Lauren Kim was a rookie on the Symetra Tour in 2017 after graduating from Stanford University. In this her first full season on Tour, the Florida’s Natural Charity Classic was her first-ever professional tournament win. In 2015, Kim led the Cardinal to the program’s first National Championship.
I have always marveled at how the longer I play golf, the more I realize the ways in which this sport teaches me about life. Just as golfers birdie some holes and bogey others, so too will life (metaphorically) seem to throw both birdies and bogies—sometimes more bogies, it seems. Nevertheless, with as many life bogies seem to appear, there is always a subsequent birdie waiting.
When I reflect on my win last week in Winter Haven, I am filled with many emotions typically expected out of someone who just won their first professional tournament—excitement, satisfaction, and accomplishment all being at the forefront. After joking with friends about the idea of winning from four back of the lead on Saturday night, I went into Sunday with a relaxed mind and intention to have fun. To some, it seems there should have been a tell-tale sign that “today was meant to be the day”. But, I went through my warm-up just as I would for any other tournament—drank a cup of coffee, ate a salad with some veggies and an egg, and listened to the same playlist as usual. It was not until I had birdied holes three through six to move to 4-under par on the day, that I realized winning might be possible. In my mind, though, there was still work to be done.
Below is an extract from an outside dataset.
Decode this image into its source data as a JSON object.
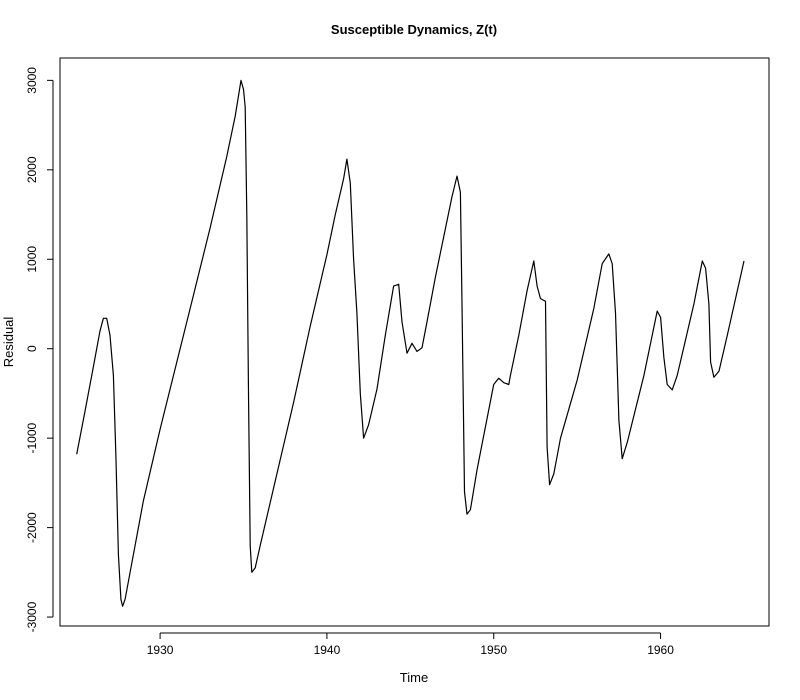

I kept pressing; I didn’t know what the winning score would be nor did I have any idea what the rest of the field was doing. Then suddenly, in a whirlwind of shots executed and putts made, I was standing on the 14th tee box at 7-under par on the day, 8-under for the tournament, and in the outright lead. Missing a shot seemed impossible the entire round up to that point, but whether it was nerves or human error, I had to regain control of my wandering mind when I found myself in a green-side bunker on No. 14, scrambling to make par. Still, nothing seemed important enough to take my singular focus off of each shot in front of me. “The present shot is the only one that matters,” was the only thought I remember thinking.
Fast forward to the 18th tee where I knew a good drive would put me in perfect position to make birdie; after two shots, I was pin high with a chance to eagle the hole. Watching that ball disappear made me want to celebrate the round simply for the love of the game because no matter the outcome, I was still beyond thrilled with how I had just played. Figuratively, I had just made a birdie in life.
Amongst all the excited emotion, however, I could not help but feel a deep appreciation for the journey that had allowed me to play the best golf of my life thus far. Six months ago, I would not have believed anyone if they had told me I would win the 2018 Florida’s Natural Charity Classic. When I think about those times—frustration, lack of belief, doubt—it seemed as if I was on life’s bogey train with no sign of stopping. Only through this experience was I able to assess why I was playing the game and what I needed to continue playing competitively. In spite of the struggle, I found a renewed joy and love for the game of golf, which became the theme of Sunday’s round. I figured, why not play for the love of competition? Why not, see how low I can shoot? Why not, have some fun? Where last season I would have found every reason against having the round of my life, in Winter Haven I found every refreshing reason for it.
I suppose last week—more so than being about winning—was about realizing why I could not quite put the clubs away just yet. Maybe professional golf will pan out, or maybe it won’t. Either way, I made a birdie in life last week and hope that before it is time to call it quits, I have shot under par.